As soon as the next day after the ratification of the first draft version of the 802.11n standard Broadcom announced that it was ready to begin shipments of its new Intensi-fi chipset. This chipset combines three pieces: a BCM2055 radio module, a BCM4321 MAC-controller, and a BCM4705 processor. The processor is not directly related to 802.11n. For the other two chips we can give you a general specification taken from the manufacturer’s product brief:
The specification suggests that the chips are universal in terms of connection interface and antenna configuration.
Atheros, another world leader in manufacturing wireless communication chipsets, was catching up with Broadcom by releasing the xspaN AR5008. Unlike Broadcom’s, this chipset may contain a lot of different chips because each interface and antenna configuration is supported by a separate chip. Thus, the following versions of the chipset are available: AR5008-2NG, AR5008-2NX, AR5008-3NG, AR5008-3NX, AR5008E-2NG, AR5008E-2NX, AR5008E-3NG, and AR5008E-3NX. These versions are combinations of a total of six chips. The letter E in the first part of the marking denotes the AR5418 MAC-controller that supports a miniPCI Express interface. Otherwise, the AR5416 with a miniPCI/CardBus interface is employed. The digits 2 and 3 in the second part of the marking stand for an RF module with two (AR2122 and AR5122) or three (AR2133 and AR5133) antennas, respectively. The letter G at the end means that the RF module works in the 2.4GHz range only (AR2122 and AR2133) whereas the letter X means both 2.4GHz and 5GHz ranges (AR5122 and AR5133). We won’t publish the specification of the xspaN chipset because its versions are very similar and the parameters of one of them will be reflected in the specification of the WRT300N router.
Marvell has released its TopDog chipset, too, but there’s little information about it yet. It consists of an 88W8360 MAC-controller and an 88W8060 RF module that supports both 2.5GHz and 5GHz ranges.

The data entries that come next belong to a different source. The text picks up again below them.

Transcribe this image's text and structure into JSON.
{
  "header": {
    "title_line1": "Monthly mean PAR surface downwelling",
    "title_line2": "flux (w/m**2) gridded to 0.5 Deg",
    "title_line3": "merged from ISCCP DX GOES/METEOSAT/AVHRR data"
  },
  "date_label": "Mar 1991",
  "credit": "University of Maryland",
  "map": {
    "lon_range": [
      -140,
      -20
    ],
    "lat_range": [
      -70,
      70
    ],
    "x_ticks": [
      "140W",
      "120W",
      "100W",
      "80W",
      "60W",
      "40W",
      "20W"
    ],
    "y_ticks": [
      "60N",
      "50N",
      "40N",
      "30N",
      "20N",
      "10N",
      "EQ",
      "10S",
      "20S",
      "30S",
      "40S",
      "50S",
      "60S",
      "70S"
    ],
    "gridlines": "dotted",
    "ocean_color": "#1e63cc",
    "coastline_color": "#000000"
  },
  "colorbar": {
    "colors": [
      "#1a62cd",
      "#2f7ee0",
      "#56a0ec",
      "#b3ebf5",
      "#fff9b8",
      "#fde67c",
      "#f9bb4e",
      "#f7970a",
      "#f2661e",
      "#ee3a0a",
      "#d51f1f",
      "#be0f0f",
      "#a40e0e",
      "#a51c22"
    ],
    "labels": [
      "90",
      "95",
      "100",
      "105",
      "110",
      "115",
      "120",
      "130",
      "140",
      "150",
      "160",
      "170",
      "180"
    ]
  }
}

The AGN400 chipset that is expected to arrive in the first quarter of 2007 has been announced by Qualcomm that has recently acquired the assets of Airgo Networks Inc. This chipset consists of an AGN403BB MAC-controller and an AGN403RF RF module and features True MIMO Gen-N technology. Here’s its specification taken from the manufacturer’s product brief:
PCIe 1.1, CardBus (PC Card 7.1), MiniPCI 1.0 , PCI 2.2, USB 2.0,
Frequency Band 2.400 - 2.485 GHz
4.920 - 5.825 GHz
Network Standard IEEE 802.11n, IEEE 802.11a, IEEE 802.11b, IEEE 802.11g
Orthogonal Frequency Division Multiplexing: BPSK, QPSK, 16 and 64 QAM
Direct Sequence Spread Spectrum: DBPSK, DQPSK, CCK
802.11b: 1 - 11 Mbps
802.11a: 6 - 54 Mbps
802.11g: 1 - 54 Mbps
802.11n: 24 -144 Mbps (20 MHz channel)
48 - 315 Mbps (40 MHz channel)
AGN403BB ™ Single-chip CMOS integrated MAC and baseband
AGN403RF ™ Single-chip SiGe 2.4/5 GHz transceiver
Encryption / Decryption
• 64 bit WEP
• 128 bit WEP
• CCMP (AES)
QUALITY OF SERVICE
802.11e, WMM & WMM-SA
And finally we can’t but acknowledge Intel’s having played an active part in promoting the new standard, too. The company has released a miniPCI Express adapter Next-Gen 4965AGN which will be installed into Intel Centrino Duo notebooks.